The "cap" for a size 5 city could be soft-capped, or at a high invisible ceiling.

 

Also, spawns for bandits and rebels should be able to occur within influence borders. (and within LOS)

And spawns for animals/monsters should still (although less likely I guess) be allowed to spawn within forests, swamps, and other uncivilized areas within the borders of Influence.

Reply #9 Top

The "cap" for a size 5 city could be soft-capped, or at a high invisible ceiling.
End of quote

By soft-capped, do you mean something like tying it to one of the repeatable research techs? I could probably go for that a bit. The main issue is that I don't want to see a single level 5 city spreading to a quarter of the map and grabbing up all the resources. Since resources go to the nearest city, this would always make few cities much more beneficial than more cities - you get the same income, and can concentrate defenses much better. In the late game on large maps you'd just end up with huge territories spawning from very few cities, which just wouldn't be fun.

Reply #10 Top

@ Annatar11

say each cap has a 3 tile radius ... so 1 is 3, 2 is 6, 3 is 9, Size 4 is 12.

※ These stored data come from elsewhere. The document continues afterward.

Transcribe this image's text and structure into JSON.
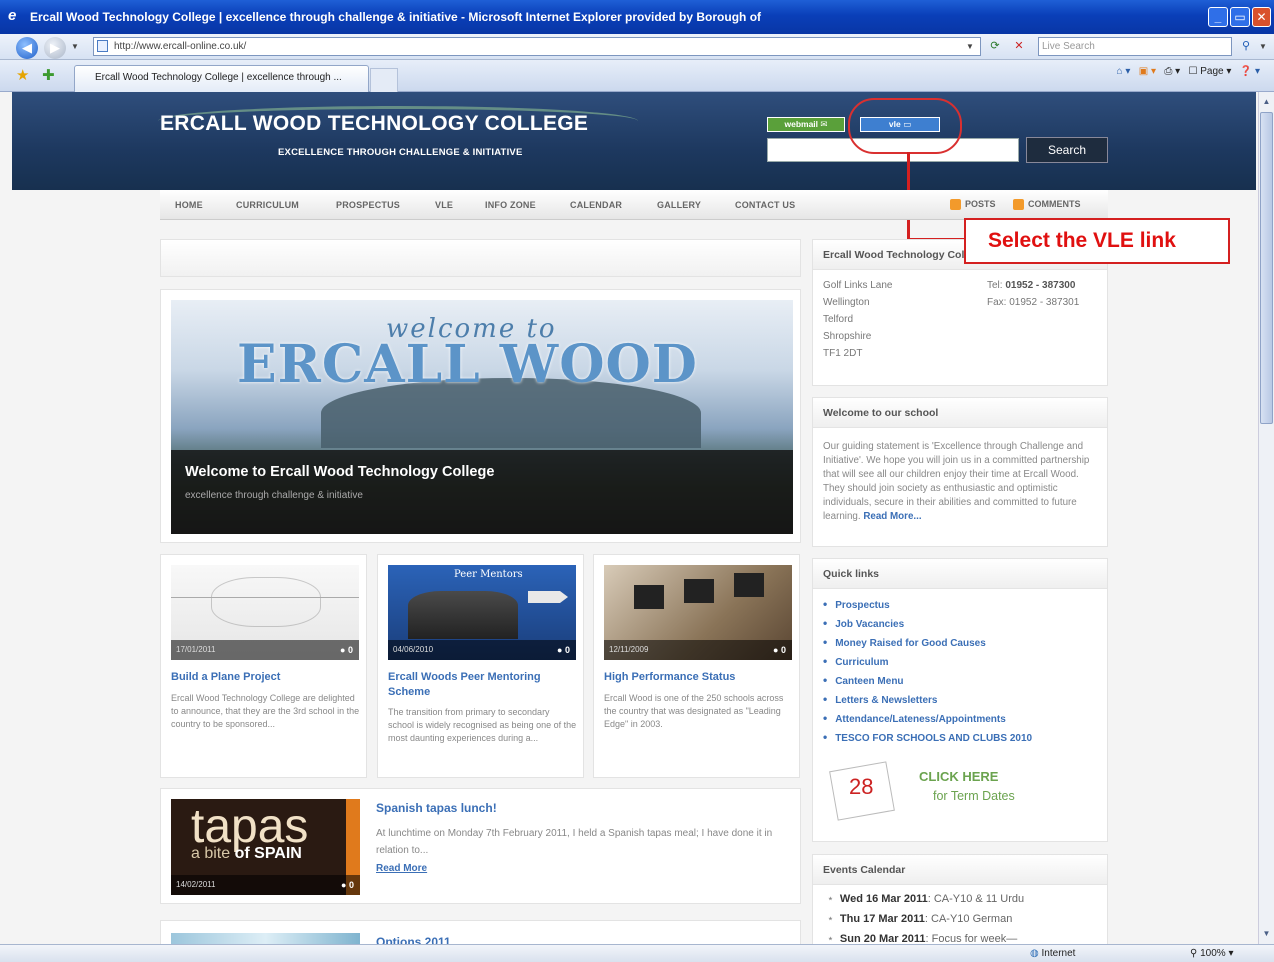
{
  "browser": {
    "title": "Ercall Wood Technology College | excellence through challenge & initiative - Microsoft Internet Explorer provided by Borough of",
    "url": "http://www.ercall-online.co.uk/",
    "live_search_placeholder": "Live Search",
    "tab_title": "Ercall Wood Technology College | excellence through ...",
    "page_menu": "Page",
    "zone": "Internet",
    "zoom": "100%"
  },
  "header": {
    "college_name": "ERCALL WOOD TECHNOLOGY COLLEGE",
    "tagline": "EXCELLENCE THROUGH CHALLENGE & INITIATIVE",
    "webmail_label": "webmail",
    "vle_label": "vle",
    "search_button": "Search"
  },
  "annotation": {
    "callout": "Select the VLE link"
  },
  "nav": {
    "items": [
      "HOME",
      "CURRICULUM",
      "PROSPECTUS",
      "VLE",
      "INFO ZONE",
      "CALENDAR",
      "GALLERY",
      "CONTACT US"
    ],
    "feeds": [
      "POSTS",
      "COMMENTS"
    ]
  },
  "featured": {
    "overlay_script": "welcome to",
    "overlay_name": "ERCALL WOOD",
    "title": "Welcome to Ercall Wood Technology College",
    "subtitle": "excellence through challenge & initiative"
  },
  "cards": [
    {
      "date": "17/01/2011",
      "comments": "0",
      "title": "Build a Plane Project",
      "text": "Ercall Wood Technology College are delighted to announce, that they are the 3rd school in the country to be sponsored..."
    },
    {
      "date": "04/06/2010",
      "comments": "0",
      "image_caption": "Peer Mentors",
      "title": "Ercall Woods Peer Mentoring Scheme",
      "text": "The transition from primary to secondary school is widely recognised as being one of the most daunting experiences during a..."
    },
    {
      "date": "12/11/2009",
      "comments": "0",
      "title": "High Performance Status",
      "text": "Ercall Wood is one of the 250 schools across the country that was designated as \"Leading Edge\" in 2003."
    }
  ],
  "post": {
    "image_word": "tapas",
    "image_sub_a": "a bite",
    "image_sub_b": "of SPAIN",
    "date": "14/02/2011",
    "comments": "0",
    "title": "Spanish tapas lunch!",
    "text": "At lunchtime on Monday 7th February 2011, I held a Spanish tapas meal; I have done it in relation to...",
    "read_more": "Read More"
  },
  "post2": {
    "title": "Options 2011"
  },
  "sidebar": {
    "contact": {
      "heading": "Ercall Wood Technology College",
      "address": [
        "Golf Links Lane",
        "Wellington",
        "Telford",
        "Shropshire",
        "TF1 2DT"
      ],
      "tel_label": "Tel:",
      "tel": "01952 - 387300",
      "fax": "Fax: 01952 - 387301"
    },
    "welcome": {
      "heading": "Welcome to our school",
      "text": "Our guiding statement is 'Excellence through Challenge and Initiative'. We hope you will join us in a committed partnership that will see all our children enjoy their time at Ercall Wood. They should join society as enthusiastic and optimistic individuals, secure in their abilities and committed to future learning.",
      "read_more": "Read More..."
    },
    "quick_links": {
      "heading": "Quick links",
      "items": [
        "Prospectus",
        "Job Vacancies",
        "Money Raised for Good Causes",
        "Curriculum",
        "Canteen Menu",
        "Letters & Newsletters",
        "Attendance/Lateness/Appointments",
        "TESCO FOR SCHOOLS AND CLUBS 2010"
      ],
      "calendar_num": "28",
      "click_here": "CLICK HERE",
      "term_dates": "for Term Dates"
    },
    "events": {
      "heading": "Events Calendar",
      "items": [
        {
          "date": "Wed 16 Mar 2011",
          "text": ": CA-Y10 & 11 Urdu"
        },
        {
          "date": "Thu 17 Mar 2011",
          "text": ": CA-Y10 German"
        },
        {
          "date": "Sun 20 Mar 2011",
          "text": ": Focus for week—"
        }
      ]
    }
  }
}
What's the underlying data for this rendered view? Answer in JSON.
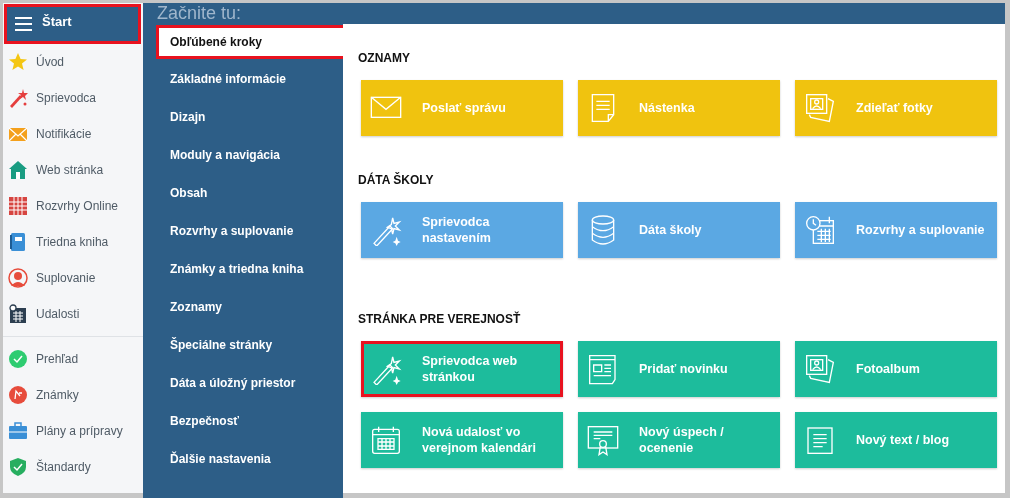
{
  "sidebar": {
    "header": {
      "label": "Štart",
      "highlighted": true
    },
    "groups": [
      [
        {
          "label": "Úvod"
        },
        {
          "label": "Sprievodca"
        },
        {
          "label": "Notifikácie"
        },
        {
          "label": "Web stránka"
        },
        {
          "label": "Rozvrhy Online"
        },
        {
          "label": "Triedna kniha"
        },
        {
          "label": "Suplovanie"
        },
        {
          "label": "Udalosti"
        }
      ],
      [
        {
          "label": "Prehľad"
        },
        {
          "label": "Známky"
        },
        {
          "label": "Plány a prípravy"
        },
        {
          "label": "Štandardy"
        }
      ]
    ]
  },
  "header": {
    "title": "Začnite tu:"
  },
  "menu": [
    {
      "label": "Obľúbené kroky",
      "selected": true,
      "highlighted": true
    },
    {
      "label": "Základné informácie",
      "selected": false,
      "highlighted": false
    },
    {
      "label": "Dizajn",
      "selected": false,
      "highlighted": false
    },
    {
      "label": "Moduly a navigácia",
      "selected": false,
      "highlighted": false
    },
    {
      "label": "Obsah",
      "selected": false,
      "highlighted": false
    },
    {
      "label": "Rozvrhy a suplovanie",
      "selected": false,
      "highlighted": false
    },
    {
      "label": "Známky a triedna kniha",
      "selected": false,
      "highlighted": false
    },
    {
      "label": "Zoznamy",
      "selected": false,
      "highlighted": false
    },
    {
      "label": "Špeciálne stránky",
      "selected": false,
      "highlighted": false
    },
    {
      "label": "Dáta a úložný priestor",
      "selected": false,
      "highlighted": false
    },
    {
      "label": "Bezpečnosť",
      "selected": false,
      "highlighted": false
    },
    {
      "label": "Ďalšie nastavenia",
      "selected": false,
      "highlighted": false
    }
  ],
  "sections": [
    {
      "title": "OZNAMY",
      "color": "#f0c30f",
      "tiles": [
        {
          "label": "Poslať správu",
          "highlighted": false
        },
        {
          "label": "Nástenka",
          "highlighted": false
        },
        {
          "label": "Zdieľať fotky",
          "highlighted": false
        }
      ]
    },
    {
      "title": "DÁTA ŠKOLY",
      "color": "#5ba8e3",
      "tiles": [
        {
          "label": "Sprievodca nastavením",
          "highlighted": false
        },
        {
          "label": "Dáta školy",
          "highlighted": false
        },
        {
          "label": "Rozvrhy a suplovanie",
          "highlighted": false
        }
      ]
    },
    {
      "title": "STRÁNKA PRE VEREJNOSŤ",
      "color": "#1dbc9c",
      "tiles": [
        {
          "label": "Sprievodca web stránkou",
          "highlighted": true
        },
        {
          "label": "Pridať novinku",
          "highlighted": false
        },
        {
          "label": "Fotoalbum",
          "highlighted": false
        },
        {
          "label": "Nová udalosť vo verejnom kalendári",
          "highlighted": false
        },
        {
          "label": "Nový úspech / ocenenie",
          "highlighted": false
        },
        {
          "label": "Nový text / blog",
          "highlighted": false
        }
      ]
    }
  ]
}
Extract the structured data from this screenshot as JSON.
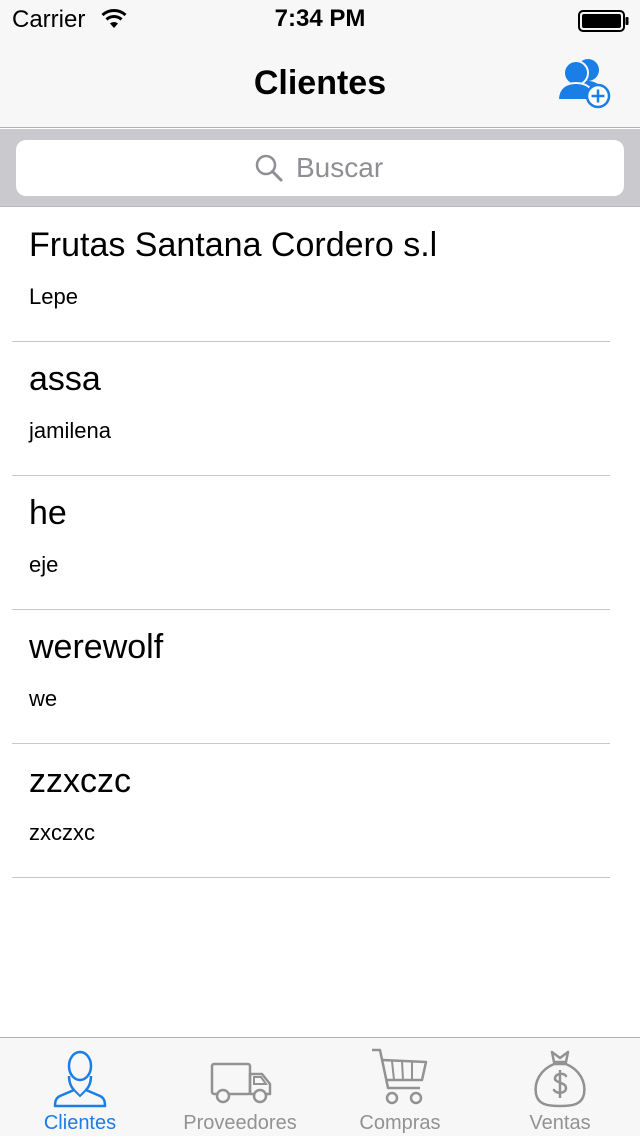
{
  "status_bar": {
    "carrier": "Carrier",
    "time": "7:34 PM"
  },
  "nav": {
    "title": "Clientes",
    "add_icon": "add-user-icon"
  },
  "search": {
    "placeholder": "Buscar"
  },
  "clients": [
    {
      "name": "Frutas Santana Cordero s.l",
      "city": "Lepe"
    },
    {
      "name": "assa",
      "city": "jamilena"
    },
    {
      "name": "he",
      "city": "eje"
    },
    {
      "name": "werewolf",
      "city": "we"
    },
    {
      "name": "zzxczc",
      "city": "zxczxc"
    }
  ],
  "tabs": [
    {
      "label": "Clientes",
      "icon": "person-icon",
      "active": true
    },
    {
      "label": "Proveedores",
      "icon": "truck-icon",
      "active": false
    },
    {
      "label": "Compras",
      "icon": "cart-icon",
      "active": false
    },
    {
      "label": "Ventas",
      "icon": "money-bag-icon",
      "active": false
    }
  ],
  "colors": {
    "accent": "#1a7ee6",
    "inactive": "#929292",
    "bar_background": "#f7f7f7",
    "search_background": "#c9c9ce"
  }
}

Then, for size 5 it goes at the normal prestige/influence rate for the first 3 tiles outwards (from center dot of city?), and on the 4th tile the rate is halved. and on the 6th tile the rate is halved again. and on the 8th tile the rate is halved again. and on the 10th tile the rate is once again halved. and then every tile after the 10th tile the rate is halved.

so basically you get 3 -> 6 -> 9 -> 12 -> 15 ... 17, 19, 21, 22, 23, 24 ++

and at each interval it costs slightly more prestige per tile, yet after the 15 benchmark it starts costing exponentially more prestige.

So with enough turns, a really high prestige size 5 city "could" theoretically cover a quarter the map ... but the larger the map the more turns it would take.

Perhaps thousands of turns on a very large map.

Reply #11 Top

yes i agree with this, you shouldn't get instant control.  it should be won over time as you quell the masses.  as your influence grows then you get the associated resources as the influence ring takes over it.  good idea!